Forty-two may be the answer to the meaning of life, the universe and everything, but in mental health the answer seems to be £334.

That is the average unit cost of a mental health admitted patient bed day, according to the first ever set of national reference costs calculated on the basis of the 21 new mental health tariff “clusters” (22 if you count the largest, “cluster 99” - inevitably this is “patients not assessed or clustered”).

‘Is there a risk finance teams will take these reference costs too seriously?’

NHS mental health tariff clusters should not be confused with NHS organisational clusters.

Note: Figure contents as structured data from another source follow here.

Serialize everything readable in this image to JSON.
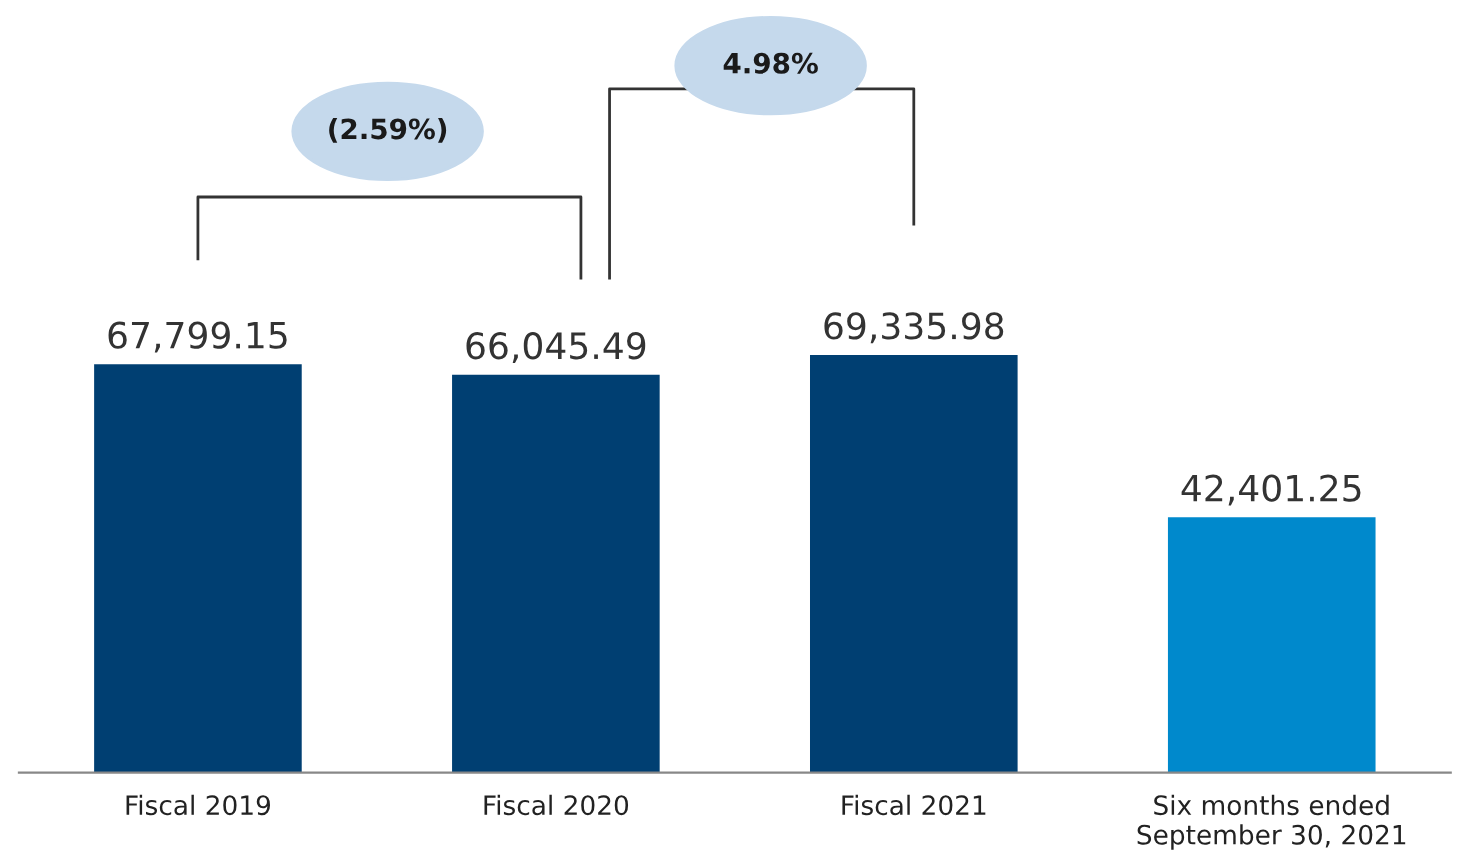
{
  "chart_data": {
    "type": "bar",
    "categories": [
      "Fiscal 2019",
      "Fiscal 2020",
      "Fiscal 2021",
      "Six months ended\nSeptember 30, 2021"
    ],
    "values": [
      67799.15,
      66045.49,
      69335.98,
      42401.25
    ],
    "colors": [
      "#003f72",
      "#003f72",
      "#003f72",
      "#0089cc"
    ],
    "data_labels": true,
    "value_labels": [
      "67,799.15",
      "66,045.49",
      "69,335.98",
      "42,401.25"
    ],
    "annotations": [
      "(2.59%)",
      "4.98%"
    ],
    "grid": false,
    "legend": false
  }
}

Whereas the latter are designed, ultimately, to facilitate administrative redundancies, the former are part of the payment by results revolution, allegedly coming to a mental health service near you soon.

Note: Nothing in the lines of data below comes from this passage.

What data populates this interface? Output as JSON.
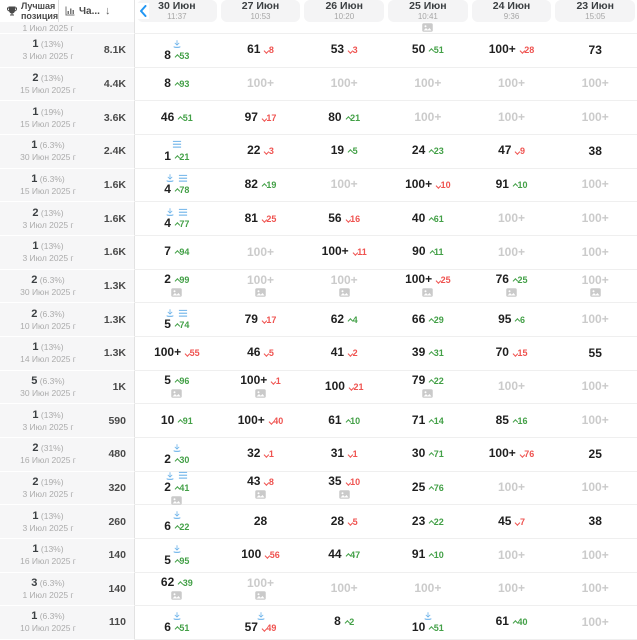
{
  "colors": {
    "up_green": "#43a047",
    "down_red": "#ef5350",
    "muted_gray": "#cbcbcb",
    "accent_blue": "#2196f3",
    "icon_blue": "#6db3ea",
    "image_icon_gray": "#c2c2c2"
  },
  "header": {
    "best_position_label": "Лучшая позиция",
    "frequency_label": "Ча...",
    "sort_arrow": "↓",
    "dates": [
      {
        "date": "30 Июн",
        "time": "11:37"
      },
      {
        "date": "27 Июн",
        "time": "10:53"
      },
      {
        "date": "26 Июн",
        "time": "10:20"
      },
      {
        "date": "25 Июн",
        "time": "10:41"
      },
      {
        "date": "24 Июн",
        "time": "9:36"
      },
      {
        "date": "23 Июн",
        "time": "15:05"
      }
    ]
  },
  "partial_row": {
    "best_date": "1 Июл 2025 г",
    "image_icon_column": 3
  },
  "rows": [
    {
      "pos": "1",
      "pct": "(13%)",
      "date": "3 Июл 2025 г",
      "freq": "8.1K",
      "cells": [
        {
          "v": "8",
          "d": "53",
          "dir": "up",
          "top": [
            "download"
          ]
        },
        {
          "v": "61",
          "d": "8",
          "dir": "down"
        },
        {
          "v": "53",
          "d": "3",
          "dir": "down"
        },
        {
          "v": "50",
          "d": "51",
          "dir": "up"
        },
        {
          "v": "100+",
          "d": "28",
          "dir": "down"
        },
        {
          "v": "73"
        }
      ]
    },
    {
      "pos": "2",
      "pct": "(13%)",
      "date": "15 Июл 2025 г",
      "freq": "4.4K",
      "cells": [
        {
          "v": "8",
          "d": "93",
          "dir": "up"
        },
        {
          "v": "100+"
        },
        {
          "v": "100+"
        },
        {
          "v": "100+"
        },
        {
          "v": "100+"
        },
        {
          "v": "100+"
        }
      ]
    },
    {
      "pos": "1",
      "pct": "(19%)",
      "date": "15 Июл 2025 г",
      "freq": "3.6K",
      "cells": [
        {
          "v": "46",
          "d": "51",
          "dir": "up"
        },
        {
          "v": "97",
          "d": "17",
          "dir": "down"
        },
        {
          "v": "80",
          "d": "21",
          "dir": "up"
        },
        {
          "v": "100+"
        },
        {
          "v": "100+"
        },
        {
          "v": "100+"
        }
      ]
    },
    {
      "pos": "1",
      "pct": "(6.3%)",
      "date": "30 Июн 2025 г",
      "freq": "2.4K",
      "cells": [
        {
          "v": "1",
          "d": "21",
          "dir": "up",
          "top": [
            "list"
          ]
        },
        {
          "v": "22",
          "d": "3",
          "dir": "down"
        },
        {
          "v": "19",
          "d": "5",
          "dir": "up"
        },
        {
          "v": "24",
          "d": "23",
          "dir": "up"
        },
        {
          "v": "47",
          "d": "9",
          "dir": "down"
        },
        {
          "v": "38"
        }
      ]
    },
    {
      "pos": "1",
      "pct": "(6.3%)",
      "date": "15 Июл 2025 г",
      "freq": "1.6K",
      "cells": [
        {
          "v": "4",
          "d": "78",
          "dir": "up",
          "top": [
            "download",
            "list"
          ]
        },
        {
          "v": "82",
          "d": "19",
          "dir": "up"
        },
        {
          "v": "100+"
        },
        {
          "v": "100+",
          "d": "10",
          "dir": "down"
        },
        {
          "v": "91",
          "d": "10",
          "dir": "up"
        },
        {
          "v": "100+"
        }
      ]
    },
    {
      "pos": "2",
      "pct": "(13%)",
      "date": "3 Июл 2025 г",
      "freq": "1.6K",
      "cells": [
        {
          "v": "4",
          "d": "77",
          "dir": "up",
          "top": [
            "download",
            "list"
          ]
        },
        {
          "v": "81",
          "d": "25",
          "dir": "down"
        },
        {
          "v": "56",
          "d": "16",
          "dir": "down"
        },
        {
          "v": "40",
          "d": "61",
          "dir": "up"
        },
        {
          "v": "100+"
        },
        {
          "v": "100+"
        }
      ]
    },
    {
      "pos": "1",
      "pct": "(13%)",
      "date": "3 Июл 2025 г",
      "freq": "1.6K",
      "cells": [
        {
          "v": "7",
          "d": "94",
          "dir": "up"
        },
        {
          "v": "100+"
        },
        {
          "v": "100+",
          "d": "11",
          "dir": "down"
        },
        {
          "v": "90",
          "d": "11",
          "dir": "up"
        },
        {
          "v": "100+"
        },
        {
          "v": "100+"
        }
      ]
    },
    {
      "pos": "2",
      "pct": "(6.3%)",
      "date": "30 Июн 2025 г",
      "freq": "1.3K",
      "cells": [
        {
          "v": "2",
          "d": "99",
          "dir": "up",
          "img": true
        },
        {
          "v": "100+",
          "img": true
        },
        {
          "v": "100+",
          "img": true
        },
        {
          "v": "100+",
          "d": "25",
          "dir": "down",
          "img": true
        },
        {
          "v": "76",
          "d": "25",
          "dir": "up",
          "img": true
        },
        {
          "v": "100+",
          "img": true
        }
      ]
    },
    {
      "pos": "2",
      "pct": "(6.3%)",
      "date": "10 Июл 2025 г",
      "freq": "1.3K",
      "cells": [
        {
          "v": "5",
          "d": "74",
          "dir": "up",
          "top": [
            "download",
            "list"
          ]
        },
        {
          "v": "79",
          "d": "17",
          "dir": "down"
        },
        {
          "v": "62",
          "d": "4",
          "dir": "up"
        },
        {
          "v": "66",
          "d": "29",
          "dir": "up"
        },
        {
          "v": "95",
          "d": "6",
          "dir": "up"
        },
        {
          "v": "100+"
        }
      ]
    },
    {
      "pos": "1",
      "pct": "(13%)",
      "date": "14 Июл 2025 г",
      "freq": "1.3K",
      "cells": [
        {
          "v": "100+",
          "d": "55",
          "dir": "down"
        },
        {
          "v": "46",
          "d": "5",
          "dir": "down"
        },
        {
          "v": "41",
          "d": "2",
          "dir": "down"
        },
        {
          "v": "39",
          "d": "31",
          "dir": "up"
        },
        {
          "v": "70",
          "d": "15",
          "dir": "down"
        },
        {
          "v": "55"
        }
      ]
    },
    {
      "pos": "5",
      "pct": "(6.3%)",
      "date": "30 Июн 2025 г",
      "freq": "1K",
      "cells": [
        {
          "v": "5",
          "d": "96",
          "dir": "up",
          "img": true
        },
        {
          "v": "100+",
          "d": "1",
          "dir": "down",
          "img": true
        },
        {
          "v": "100",
          "d": "21",
          "dir": "down"
        },
        {
          "v": "79",
          "d": "22",
          "dir": "up",
          "img": true
        },
        {
          "v": "100+"
        },
        {
          "v": "100+"
        }
      ]
    },
    {
      "pos": "1",
      "pct": "(13%)",
      "date": "3 Июл 2025 г",
      "freq": "590",
      "cells": [
        {
          "v": "10",
          "d": "91",
          "dir": "up"
        },
        {
          "v": "100+",
          "d": "40",
          "dir": "down"
        },
        {
          "v": "61",
          "d": "10",
          "dir": "up"
        },
        {
          "v": "71",
          "d": "14",
          "dir": "up"
        },
        {
          "v": "85",
          "d": "16",
          "dir": "up"
        },
        {
          "v": "100+"
        }
      ]
    },
    {
      "pos": "2",
      "pct": "(31%)",
      "date": "16 Июл 2025 г",
      "freq": "480",
      "cells": [
        {
          "v": "2",
          "d": "30",
          "dir": "up",
          "top": [
            "download"
          ]
        },
        {
          "v": "32",
          "d": "1",
          "dir": "down"
        },
        {
          "v": "31",
          "d": "1",
          "dir": "down"
        },
        {
          "v": "30",
          "d": "71",
          "dir": "up"
        },
        {
          "v": "100+",
          "d": "76",
          "dir": "down"
        },
        {
          "v": "25"
        }
      ]
    },
    {
      "pos": "2",
      "pct": "(19%)",
      "date": "3 Июл 2025 г",
      "freq": "320",
      "cells": [
        {
          "v": "2",
          "d": "41",
          "dir": "up",
          "top": [
            "download",
            "list"
          ],
          "img": true
        },
        {
          "v": "43",
          "d": "8",
          "dir": "down",
          "img": true
        },
        {
          "v": "35",
          "d": "10",
          "dir": "down",
          "img": true
        },
        {
          "v": "25",
          "d": "76",
          "dir": "up"
        },
        {
          "v": "100+"
        },
        {
          "v": "100+"
        }
      ]
    },
    {
      "pos": "1",
      "pct": "(13%)",
      "date": "3 Июл 2025 г",
      "freq": "260",
      "cells": [
        {
          "v": "6",
          "d": "22",
          "dir": "up",
          "top": [
            "download"
          ]
        },
        {
          "v": "28"
        },
        {
          "v": "28",
          "d": "5",
          "dir": "down"
        },
        {
          "v": "23",
          "d": "22",
          "dir": "up"
        },
        {
          "v": "45",
          "d": "7",
          "dir": "down"
        },
        {
          "v": "38"
        }
      ]
    },
    {
      "pos": "1",
      "pct": "(13%)",
      "date": "16 Июл 2025 г",
      "freq": "140",
      "cells": [
        {
          "v": "5",
          "d": "95",
          "dir": "up",
          "top": [
            "download"
          ]
        },
        {
          "v": "100",
          "d": "56",
          "dir": "down"
        },
        {
          "v": "44",
          "d": "47",
          "dir": "up"
        },
        {
          "v": "91",
          "d": "10",
          "dir": "up"
        },
        {
          "v": "100+"
        },
        {
          "v": "100+"
        }
      ]
    },
    {
      "pos": "3",
      "pct": "(6.3%)",
      "date": "1 Июл 2025 г",
      "freq": "140",
      "cells": [
        {
          "v": "62",
          "d": "39",
          "dir": "up",
          "img": true
        },
        {
          "v": "100+",
          "img": true
        },
        {
          "v": "100+"
        },
        {
          "v": "100+"
        },
        {
          "v": "100+"
        },
        {
          "v": "100+"
        }
      ]
    },
    {
      "pos": "1",
      "pct": "(6.3%)",
      "date": "10 Июл 2025 г",
      "freq": "110",
      "cells": [
        {
          "v": "6",
          "d": "51",
          "dir": "up",
          "top": [
            "download"
          ]
        },
        {
          "v": "57",
          "d": "49",
          "dir": "down",
          "top": [
            "download"
          ]
        },
        {
          "v": "8",
          "d": "2",
          "dir": "up"
        },
        {
          "v": "10",
          "d": "51",
          "dir": "up",
          "top": [
            "download"
          ]
        },
        {
          "v": "61",
          "d": "40",
          "dir": "up"
        },
        {
          "v": "100+"
        }
      ]
    }
  ]
}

The clusters categorise groups of patients according to their care needs as a means to form a currency akin to the healthcare resource groups in acute care.

So, where in acute care we have “CZ10U - major ear procedures, 18 years and under” (£2,955 average non-elective unit cost), in mental health we have “cluster 01: common mental health problems, low severity” (£326 average admitted patient cost per day) or “cluster 15: severe psychotic depression” (£334 average cost).

The recently published first batch of cluster reference costs matter because, for the time being at least, reference costs are the means by which the Department of Health determines a sensible tariff price.

What then should we make of the fact that after a year of careful “bottom up” costing and coding by over 50 different providers, there is a mere £49 a day difference between the lowest cost admitted patient cluster (“cluster 18: cognitive impairment, low need”, £319) and the highest cost (“cluster 16: dual diagnosis”, £366)?

The lack of apparent granularity is perhaps not surprising for a sector dominated by block contracts and only a smattering of active patient level costing systems. But in acute care, the theory behind the tariff was to use changes to prices to drive desirable service change. The shift towards day care for certain procedures, for example.

Will there be room for such sophisticated pricing mechanisms in a sector where all patients are pretty much deemed to cost the same? And perhaps more importantly, is there a risk finance teams will take these reference costs too seriously as the basis for allocating ward resources?